Precis Writing on The Spirit of Adventure

Make a precis of each of the following passages. Suggest a suitable title also for your precis.

The word ‘adventure’ embraces a company of great words, including courage, tenacity, selflessness & faith, but its most potent ingredient cannot be expressed in one word. It is the spirit that urges men to volunteer to undertake hazardous tasks, for adventure implies the readiness and desire to embark on a course of action that entails risk. A young child may display an instinct for adventure by climbing out of his play pen to explore the mysteries of the nursery, but this kind of adventure is hardly laudable because the child has not yet sufficient reasoning power to realise the potential risk in such an action. As we grow older, however, the spirit of adventure tends to be restrained by caution; the fire is often smothered by reason, which gives warning of impending dangers and coldly counsels safety first. Yet in some men the urge for adventure may be so strong that it overwhelms the primary instinct of self- preservation and inspires them to attempt the impossible.
To evoke our admirations adventure need not be successful; it is enough if the adventurer is impelled by courage. Indeed the failure of a gallant enterprise often touches our hearts even more than its success. Success in dangerous enterprises often bring material rewards, but a glorious failure that inspires those who follow after brings a greater honour than any material reward.
It was said of Mallory that “a fire burnt in him that caused his willing spirit to rise superior to the weakness of his flesh”. Yet it would be a fallacy to assume that the conquest of the flesh is easier for such adventures than for is humbler mortals. There has never been a man who knew no fear, but the finer the courage of a man, the less will he betray his fears. When we imagine that men who delebrately set out on perilous adventures are endowed with a disregard for danger, let us remember that their bodies are sensible of the same pains as ours and that their minds suffer the same anxieties. What they have that we lack is the ability to call up some impelling force from within that we all possess but that lies dormant in most of us, although we admire its manifestation in others. To summon the power the individual must fight gigantic battles within himself; reason, hunger, love of life, the insistent call of home-all these present vast obstacles which he must surmount and which yet rear up before him again & again.

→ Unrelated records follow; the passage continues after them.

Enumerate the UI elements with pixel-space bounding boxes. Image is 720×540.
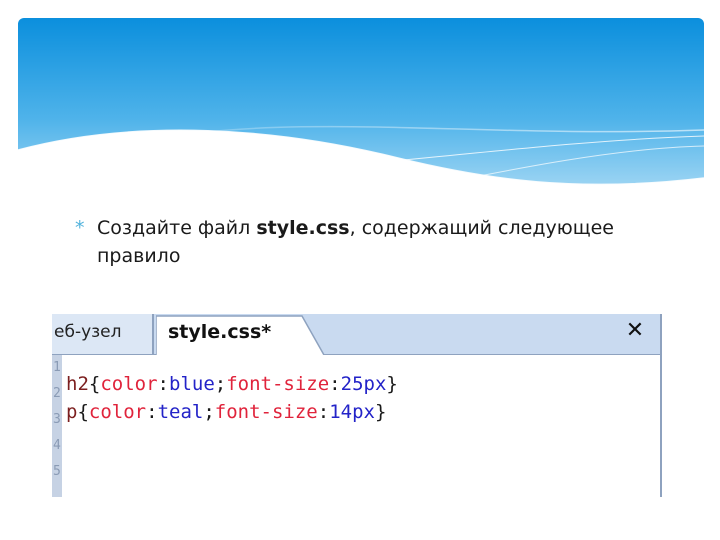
tab-style-css[interactable]: style.css* [168, 314, 271, 350]
css-semicolon: ; [214, 373, 227, 395]
editor-screenshot: еб-узел style.css* ✕ 1 2 3 4 5 h2{color:… [52, 314, 662, 497]
header-banner [18, 18, 704, 202]
css-brace-close: } [374, 401, 387, 423]
line-number-gutter: 1 2 3 4 5 [52, 355, 62, 497]
line-number: 4 [53, 438, 61, 453]
close-icon[interactable]: ✕ [622, 318, 648, 344]
header-wave-graphic [18, 18, 704, 202]
css-selector: p [66, 401, 78, 423]
code-line: h2{color:blue;font-size:25px} [66, 370, 660, 398]
line-number: 5 [53, 464, 61, 479]
css-brace-open: { [77, 401, 89, 423]
css-brace-open: { [88, 373, 101, 395]
slide: * Создайте файл style.css, содержащий сл… [0, 0, 720, 540]
css-colon: : [157, 373, 169, 395]
bullet-item: * Создайте файл style.css, содержащий сл… [75, 214, 655, 270]
css-property: color [100, 373, 158, 395]
bullet-text-prefix: Создайте файл [97, 217, 257, 239]
css-property: font-size [214, 401, 318, 423]
css-value: 25px [340, 373, 387, 395]
bullet-text: Создайте файл style.css, содержащий след… [97, 214, 655, 270]
code-line: p{color:teal;font-size:14px} [66, 398, 660, 426]
css-brace-close: } [386, 373, 398, 395]
tab-bar: еб-узел style.css* ✕ [52, 314, 660, 355]
css-selector: h2 [66, 373, 89, 395]
css-property: font-size [226, 373, 330, 395]
css-colon: : [146, 401, 158, 423]
css-value: teal [157, 401, 204, 423]
css-value: 14px [329, 401, 375, 423]
tab-web-site[interactable]: еб-узел [52, 314, 154, 354]
css-colon: : [329, 373, 341, 395]
bullet-filename: style.css [256, 217, 350, 239]
line-number: 3 [53, 412, 61, 427]
bullet-marker: * [75, 217, 85, 239]
css-value: blue [169, 373, 215, 395]
line-number: 1 [53, 360, 61, 375]
css-colon: : [317, 401, 330, 423]
css-property: color [88, 401, 147, 423]
line-number: 2 [53, 386, 61, 401]
css-semicolon: ; [203, 401, 215, 423]
tab-web-site-label: еб-узел [54, 322, 122, 342]
code-editor[interactable]: h2{color:blue;font-size:25px} p{color:te… [66, 370, 660, 426]
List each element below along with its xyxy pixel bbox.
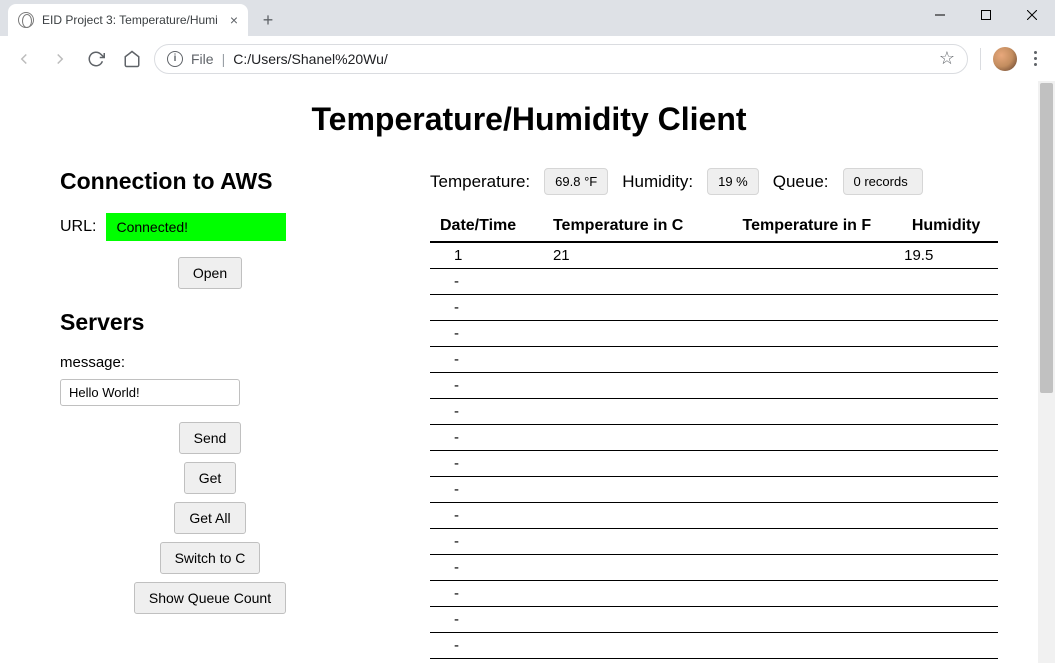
table-row: - <box>430 477 998 503</box>
window-close-button[interactable] <box>1009 0 1055 30</box>
queue-value: 0 records <box>843 168 923 195</box>
table-row: - <box>430 633 998 659</box>
table-row: - <box>430 295 998 321</box>
tab-title: EID Project 3: Temperature/Humi <box>42 13 218 27</box>
table-row: - <box>430 607 998 633</box>
table-row: 12119.5 <box>430 242 998 269</box>
message-label: message: <box>60 354 360 371</box>
table-row: - <box>430 425 998 451</box>
page-title: Temperature/Humidity Client <box>60 101 998 138</box>
queue-label: Queue: <box>773 172 829 192</box>
humidity-label: Humidity: <box>622 172 693 192</box>
get-button[interactable]: Get <box>184 462 237 494</box>
vertical-scrollbar[interactable] <box>1038 81 1055 663</box>
servers-heading: Servers <box>60 309 360 336</box>
info-icon: i <box>167 51 183 67</box>
profile-avatar[interactable] <box>993 47 1017 71</box>
temperature-value: 69.8 °F <box>544 168 608 195</box>
col-humidity: Humidity <box>894 211 998 242</box>
get-all-button[interactable]: Get All <box>174 502 245 534</box>
col-temp-f: Temperature in F <box>720 211 895 242</box>
url-label: URL: <box>60 218 96 236</box>
table-row: - <box>430 451 998 477</box>
connection-status: Connected! <box>106 213 286 241</box>
humidity-value: 19 % <box>707 168 759 195</box>
browser-menu-button[interactable] <box>1025 51 1045 66</box>
col-datetime: Date/Time <box>430 211 543 242</box>
show-queue-count-button[interactable]: Show Queue Count <box>134 582 286 614</box>
table-row: - <box>430 555 998 581</box>
open-button[interactable]: Open <box>178 257 242 289</box>
table-row: - <box>430 399 998 425</box>
browser-tab[interactable]: EID Project 3: Temperature/Humi × <box>8 4 248 36</box>
address-bar[interactable]: i File | C:/Users/Shanel%20Wu/ ☆ <box>154 44 968 74</box>
table-row: - <box>430 321 998 347</box>
url-scheme: File <box>191 51 214 67</box>
back-button[interactable] <box>10 45 38 73</box>
temperature-label: Temperature: <box>430 172 530 192</box>
home-button[interactable] <box>118 45 146 73</box>
switch-to-c-button[interactable]: Switch to C <box>160 542 261 574</box>
browser-chrome: EID Project 3: Temperature/Humi × + i Fi… <box>0 0 1055 81</box>
table-row: - <box>430 503 998 529</box>
window-maximize-button[interactable] <box>963 0 1009 30</box>
table-row: - <box>430 269 998 295</box>
data-table: Date/Time Temperature in C Temperature i… <box>430 211 998 659</box>
table-row: - <box>430 581 998 607</box>
scrollbar-thumb[interactable] <box>1040 83 1053 393</box>
new-tab-button[interactable]: + <box>254 6 282 34</box>
message-input[interactable] <box>60 379 240 406</box>
tab-close-button[interactable]: × <box>230 12 238 28</box>
aws-heading: Connection to AWS <box>60 168 360 195</box>
bookmark-star-icon[interactable]: ☆ <box>939 48 955 69</box>
table-row: - <box>430 373 998 399</box>
table-row: - <box>430 529 998 555</box>
forward-button[interactable] <box>46 45 74 73</box>
reload-button[interactable] <box>82 45 110 73</box>
url-path: C:/Users/Shanel%20Wu/ <box>233 51 388 67</box>
window-minimize-button[interactable] <box>917 0 963 30</box>
send-button[interactable]: Send <box>179 422 242 454</box>
globe-icon <box>18 12 34 28</box>
table-row: - <box>430 347 998 373</box>
col-temp-c: Temperature in C <box>543 211 720 242</box>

Adventure means readiness and desire to undertake a risky enterprise. The impelling force from within helps man to conquer fear, reason, hunger, love of life and home sickness. Nobody is completely free from fear of danger. But the difference between a timid and adventurous person is that the latter does not allow fear to overpower him. We all mortals, are subject to the weakness of the flesh. But the spirit of an adventurous person overpowers the weakness of his flesh. Their bodies are as much sensitive to physical pains and anxieties as ours. So the spirit of adventure in dangerous enterprises is encouraged by conquest of self. One likes to admire the spirit of willingness to undertake hazardous tasks without caring for self preservation. Even failure in an adventure is considered as glorious as success, rather an admirable feat. Success is no criterion for undertaking any adventure. Even failure evokes touching admiration provided the deed is inspired by genuine adventurous spirit.